| name | design-an-interface |
| description | Generates and compares parallel interface designs (Ousterhout 'Design It Twice'). Triggers: design API, interface options, compare modules, design it twice. |
| user-invocable | true |
| effort | high |
| argument-hint | [module or interface to design] |
| allowed-tools | Read, Grep, Glob, Bash, Agent |
Design an Interface
$ARGUMENTS
Generate 3+ radically different interface designs using parallel sub-agents, then compare. Based on "Design It Twice" from "A Philosophy of Software Design."
Usage
/design-an-interface [module or interface to design]
What This Command Does
- Gathers requirements and constraints
- Spawns 3+ parallel sub-agents with different design constraints
- Presents each design with signatures, usage examples, and trade-offs
- Compares on simplicity, depth, efficiency, and correctness
- Synthesizes best elements into final recommendation
Process
1. Gather Requirements
Before designing, understand:
2. Generate Designs (Parallel Sub-Agents)
Spawn 3+ sub-agents simultaneously using Agent tool. Each gets a radically different constraint:
| Agent | Constraint |
|---|
| Agent 1 | Minimize method count — aim for 1-3 methods max |
| Agent 2 | Maximize flexibility — support many use cases |
| Agent 3 | Optimize for the most common case |
| Agent 4 | Take inspiration from a specific paradigm/library |
Each agent outputs:
- Interface signature (types/methods)
- Usage example (how caller uses it)
- What this design hides internally
- Trade-offs of this approach
3. Present Designs
Show each design sequentially so user can absorb each approach before comparison:
- Interface signature — types, methods, params
- Usage examples — how callers actually use it
- What it hides — complexity kept internal
4. Compare Designs
Compare in prose (not tables) on:
| Criterion | Description |
|---|
| Interface simplicity | Fewer methods, simpler params |
| General-purpose vs specialized | Flexibility vs focus |
| Implementation efficiency | Does shape allow efficient internals? |
| Depth | Small interface hiding significant complexity (good) vs large interface with thin implementation (bad) |
| Ease of correct use | vs ease of misuse |
5. Synthesize
Often the best design combines insights from multiple options. Give an opinionated recommendation. Ask:
- Which design best fits the primary use case?
- Any elements from other designs worth incorporating?
Visual Companion (Optional)
When upcoming design explorations will involve visual content (mockups, layout comparisons, architecture diagrams), offer the browser companion:
"Some of these interface designs might be easier to compare visually. I can show diagrams and side-by-side comparisons in a browser. Want to try it?"
This offer MUST be its own message. Do not combine with other questions. Wait for response.

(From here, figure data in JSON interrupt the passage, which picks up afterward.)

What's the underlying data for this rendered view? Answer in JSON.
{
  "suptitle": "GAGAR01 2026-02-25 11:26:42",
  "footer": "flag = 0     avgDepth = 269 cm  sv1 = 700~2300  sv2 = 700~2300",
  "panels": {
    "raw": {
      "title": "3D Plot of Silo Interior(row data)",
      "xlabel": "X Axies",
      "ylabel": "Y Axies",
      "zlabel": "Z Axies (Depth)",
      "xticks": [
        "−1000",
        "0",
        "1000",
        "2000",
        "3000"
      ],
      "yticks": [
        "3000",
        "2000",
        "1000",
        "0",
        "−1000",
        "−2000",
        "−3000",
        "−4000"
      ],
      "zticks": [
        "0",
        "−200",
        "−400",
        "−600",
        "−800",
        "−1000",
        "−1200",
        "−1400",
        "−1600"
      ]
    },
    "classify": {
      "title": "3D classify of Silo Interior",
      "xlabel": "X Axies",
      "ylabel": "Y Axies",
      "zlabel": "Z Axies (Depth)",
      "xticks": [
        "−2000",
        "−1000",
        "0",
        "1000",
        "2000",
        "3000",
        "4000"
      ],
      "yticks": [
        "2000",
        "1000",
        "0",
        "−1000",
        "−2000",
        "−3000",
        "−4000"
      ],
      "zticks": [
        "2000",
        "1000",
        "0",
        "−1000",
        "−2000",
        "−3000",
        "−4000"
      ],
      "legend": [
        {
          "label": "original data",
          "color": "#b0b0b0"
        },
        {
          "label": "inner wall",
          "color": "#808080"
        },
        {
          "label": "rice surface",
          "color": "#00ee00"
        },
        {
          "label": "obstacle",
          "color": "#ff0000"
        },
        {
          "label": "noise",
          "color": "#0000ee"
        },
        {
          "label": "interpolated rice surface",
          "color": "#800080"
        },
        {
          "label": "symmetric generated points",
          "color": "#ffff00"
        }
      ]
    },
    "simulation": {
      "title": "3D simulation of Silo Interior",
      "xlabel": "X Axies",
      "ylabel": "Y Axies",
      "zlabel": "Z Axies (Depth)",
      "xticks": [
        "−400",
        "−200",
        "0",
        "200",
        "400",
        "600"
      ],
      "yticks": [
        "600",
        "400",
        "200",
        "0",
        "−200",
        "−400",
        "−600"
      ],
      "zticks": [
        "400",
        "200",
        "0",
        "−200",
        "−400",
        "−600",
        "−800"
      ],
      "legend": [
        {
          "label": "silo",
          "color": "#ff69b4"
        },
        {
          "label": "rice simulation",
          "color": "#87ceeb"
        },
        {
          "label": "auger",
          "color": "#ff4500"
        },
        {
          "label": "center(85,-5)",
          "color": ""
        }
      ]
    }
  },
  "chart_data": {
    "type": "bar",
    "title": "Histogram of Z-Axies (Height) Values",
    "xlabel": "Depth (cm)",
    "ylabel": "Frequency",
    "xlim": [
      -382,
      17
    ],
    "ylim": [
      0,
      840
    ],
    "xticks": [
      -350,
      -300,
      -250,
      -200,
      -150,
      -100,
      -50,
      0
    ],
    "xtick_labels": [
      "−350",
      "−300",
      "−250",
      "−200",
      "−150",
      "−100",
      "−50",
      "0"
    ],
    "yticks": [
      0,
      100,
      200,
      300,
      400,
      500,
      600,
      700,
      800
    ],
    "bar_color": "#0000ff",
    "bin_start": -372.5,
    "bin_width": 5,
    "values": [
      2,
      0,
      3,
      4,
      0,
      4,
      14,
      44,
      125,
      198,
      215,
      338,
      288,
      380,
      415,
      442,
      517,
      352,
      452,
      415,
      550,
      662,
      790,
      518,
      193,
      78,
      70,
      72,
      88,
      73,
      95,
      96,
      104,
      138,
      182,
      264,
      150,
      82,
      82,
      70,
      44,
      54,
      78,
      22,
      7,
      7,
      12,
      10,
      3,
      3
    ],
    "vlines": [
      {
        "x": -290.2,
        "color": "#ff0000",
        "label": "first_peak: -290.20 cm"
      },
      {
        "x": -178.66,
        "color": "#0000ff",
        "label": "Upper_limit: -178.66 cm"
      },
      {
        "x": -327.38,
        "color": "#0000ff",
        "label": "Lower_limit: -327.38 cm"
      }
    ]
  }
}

If accepted, start the server and use it for visual comparisons only. Text/conceptual questions stay in terminal.
See ../write-a-prd/reference/visual-companion.md for details.
Anti-Patterns
- Don't let sub-agents produce similar designs — enforce radical difference
- Don't skip comparison — the value is in contrast
- Don't implement — this is purely about interface shape
- Don't evaluate based on implementation effort
READ-ONLY
This skill designs interfaces. It does NOT write implementation code.